The front stayed quiet until Good Friday, March 22 when the French started to advance early in the morning towards Feldkirch in the country between Nendeln and Tisis on the Liechtenstein border. A unit of riflemen from Bludenz was sent to hold the village of Mauren while 50 men from the Rankweil Rifle Company and four Altenstadt militiamen rushed to the Schellenberg. Austrian riflemen from Bludenz and regular Austrian troops in Murren held off the French until 2 p.m. until they forced to retreat to St Antonius on the edge of Feldkirch to prevent being cut off.

The Austrian militiamen defending the Schellenberg hold off a force ten times their size. When the French brought up two cannon, the little unit of 55 men withdrew slowly fighting the French step by step, tree by tree. This courageous unit suffered only three militiamen wounded while inflicting greater casualties on the French. The battle continued between Tisis and Nendeln until evening without either side giving further ground. A temporary truce was arranged to give both armies time to lick their wounds.

The decisive battle began on Holy Saturday, March 23. Early in the morning General Nassena sent his 18,000 French troops forward towards Feldkirch. The Austrians on Blasenberg hill warned the commanders in the city of the French advance up the Schellenberg. Austrian troops who had been attending church rush to their defenses. At the height of the battle all looked lost as the Austrians began to run out of powder. The French had advanced to the barricades just outside Feldkirch. Then a crowd of women rushed up to the walls and barricades and joined the men in defending their homes. They rained a hail of stones, chunks of wood on the French, breaking the attack and forcing the enemy to retreat.

More French troops then moved up and forced the Austrians back to St. Antonius, part of present day Feldkirch suburb of Tisis. A company of the Peterwardeiner border battalion halted this advance. A second company counterattacked and ended the French breakthrough. The French under Massena continue to press their attack up the center on the road from Nendeln to Tisis.

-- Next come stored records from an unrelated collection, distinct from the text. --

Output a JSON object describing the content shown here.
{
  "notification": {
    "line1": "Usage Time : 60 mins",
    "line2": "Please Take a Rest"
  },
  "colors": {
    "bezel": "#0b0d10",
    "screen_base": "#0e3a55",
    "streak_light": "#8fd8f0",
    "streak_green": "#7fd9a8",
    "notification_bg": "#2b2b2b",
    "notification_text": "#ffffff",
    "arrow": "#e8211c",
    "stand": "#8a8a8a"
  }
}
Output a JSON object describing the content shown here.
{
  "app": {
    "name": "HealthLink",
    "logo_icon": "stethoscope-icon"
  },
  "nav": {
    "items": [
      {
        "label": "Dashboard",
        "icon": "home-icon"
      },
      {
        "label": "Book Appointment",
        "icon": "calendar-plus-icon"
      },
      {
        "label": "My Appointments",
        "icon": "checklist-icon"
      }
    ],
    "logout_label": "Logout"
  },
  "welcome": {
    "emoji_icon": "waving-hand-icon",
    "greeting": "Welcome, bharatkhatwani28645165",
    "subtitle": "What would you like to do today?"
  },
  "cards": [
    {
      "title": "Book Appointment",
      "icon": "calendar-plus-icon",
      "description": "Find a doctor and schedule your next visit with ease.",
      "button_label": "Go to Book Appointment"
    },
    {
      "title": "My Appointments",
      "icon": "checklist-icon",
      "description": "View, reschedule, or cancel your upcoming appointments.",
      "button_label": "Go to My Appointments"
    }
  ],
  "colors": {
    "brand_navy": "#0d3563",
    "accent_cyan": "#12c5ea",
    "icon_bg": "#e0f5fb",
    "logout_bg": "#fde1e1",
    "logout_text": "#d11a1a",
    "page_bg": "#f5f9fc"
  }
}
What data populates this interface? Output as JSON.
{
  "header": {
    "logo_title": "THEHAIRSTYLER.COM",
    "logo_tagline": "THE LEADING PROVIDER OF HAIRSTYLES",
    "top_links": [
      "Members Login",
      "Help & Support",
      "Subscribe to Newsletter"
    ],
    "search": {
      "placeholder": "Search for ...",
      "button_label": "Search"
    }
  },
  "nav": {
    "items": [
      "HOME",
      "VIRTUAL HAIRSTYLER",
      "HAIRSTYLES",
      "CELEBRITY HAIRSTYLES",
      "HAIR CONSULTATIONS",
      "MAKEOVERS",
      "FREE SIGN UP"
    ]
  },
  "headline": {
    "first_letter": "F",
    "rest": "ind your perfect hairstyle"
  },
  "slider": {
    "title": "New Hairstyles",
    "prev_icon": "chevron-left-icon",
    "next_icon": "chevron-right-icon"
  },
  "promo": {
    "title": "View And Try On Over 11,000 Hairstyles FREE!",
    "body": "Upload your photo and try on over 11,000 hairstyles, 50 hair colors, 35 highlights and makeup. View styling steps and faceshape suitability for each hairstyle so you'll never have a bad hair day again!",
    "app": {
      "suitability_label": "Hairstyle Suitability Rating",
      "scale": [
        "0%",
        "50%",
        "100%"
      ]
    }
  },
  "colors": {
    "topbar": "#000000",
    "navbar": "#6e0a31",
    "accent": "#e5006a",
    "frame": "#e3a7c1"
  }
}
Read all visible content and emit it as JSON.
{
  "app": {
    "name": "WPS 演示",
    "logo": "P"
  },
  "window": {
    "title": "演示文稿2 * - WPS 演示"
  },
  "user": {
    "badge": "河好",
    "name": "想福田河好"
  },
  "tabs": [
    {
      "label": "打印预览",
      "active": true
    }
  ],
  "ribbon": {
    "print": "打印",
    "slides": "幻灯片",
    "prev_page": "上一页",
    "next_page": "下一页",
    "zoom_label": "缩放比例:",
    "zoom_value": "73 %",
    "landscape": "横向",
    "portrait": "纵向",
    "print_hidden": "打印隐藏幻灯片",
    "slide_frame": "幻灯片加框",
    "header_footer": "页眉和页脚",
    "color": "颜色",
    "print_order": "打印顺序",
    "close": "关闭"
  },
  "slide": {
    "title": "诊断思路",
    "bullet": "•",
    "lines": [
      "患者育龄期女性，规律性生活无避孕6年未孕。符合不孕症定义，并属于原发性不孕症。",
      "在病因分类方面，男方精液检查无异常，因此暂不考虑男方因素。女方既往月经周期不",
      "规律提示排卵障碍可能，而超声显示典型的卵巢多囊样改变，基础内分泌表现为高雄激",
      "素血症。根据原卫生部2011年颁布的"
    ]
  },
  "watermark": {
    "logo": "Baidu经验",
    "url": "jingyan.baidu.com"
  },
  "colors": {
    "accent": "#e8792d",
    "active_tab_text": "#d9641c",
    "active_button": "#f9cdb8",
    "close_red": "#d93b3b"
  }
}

Meanwhile another French force tried to outflank the Austrians by climbing the steep Hohen Älpele, a mountain above Letze, on the flank of the Letze fortifications. By 4 p.m. they reach the area known as the “Bear Cave”. The Austrians sent their last reserve of four companies to the high ground of the Letzebühel. Other militiamen attacked over a nearby ridge and hit the French in their rear at the Bear Cave forcing the French to retreat. The French tried one more attack at 7 p.m. but it was utterly routed by a combined barrage of Austrian artillery. The Battle for Feldkirch was over. The French suffered 2,200 casualties while the Austrians had 96 dead, 590 wounded and 100 taken prisoner.

General Massena withdrew his forces to Graubünden and General Oudinot crossed back over the Rhine. The retreating French devastated the countryside as they retreated.

The Austrians followed the French back down the Liechtenstein side of the Rhine valley and retook the Luziensteig. Archduke Charles crossed the Rhine at Stein while Hotze crossed at Balzers. Between them they drove Massena back to Zurich. The French occupation of the Principality lasted only three weeks this time.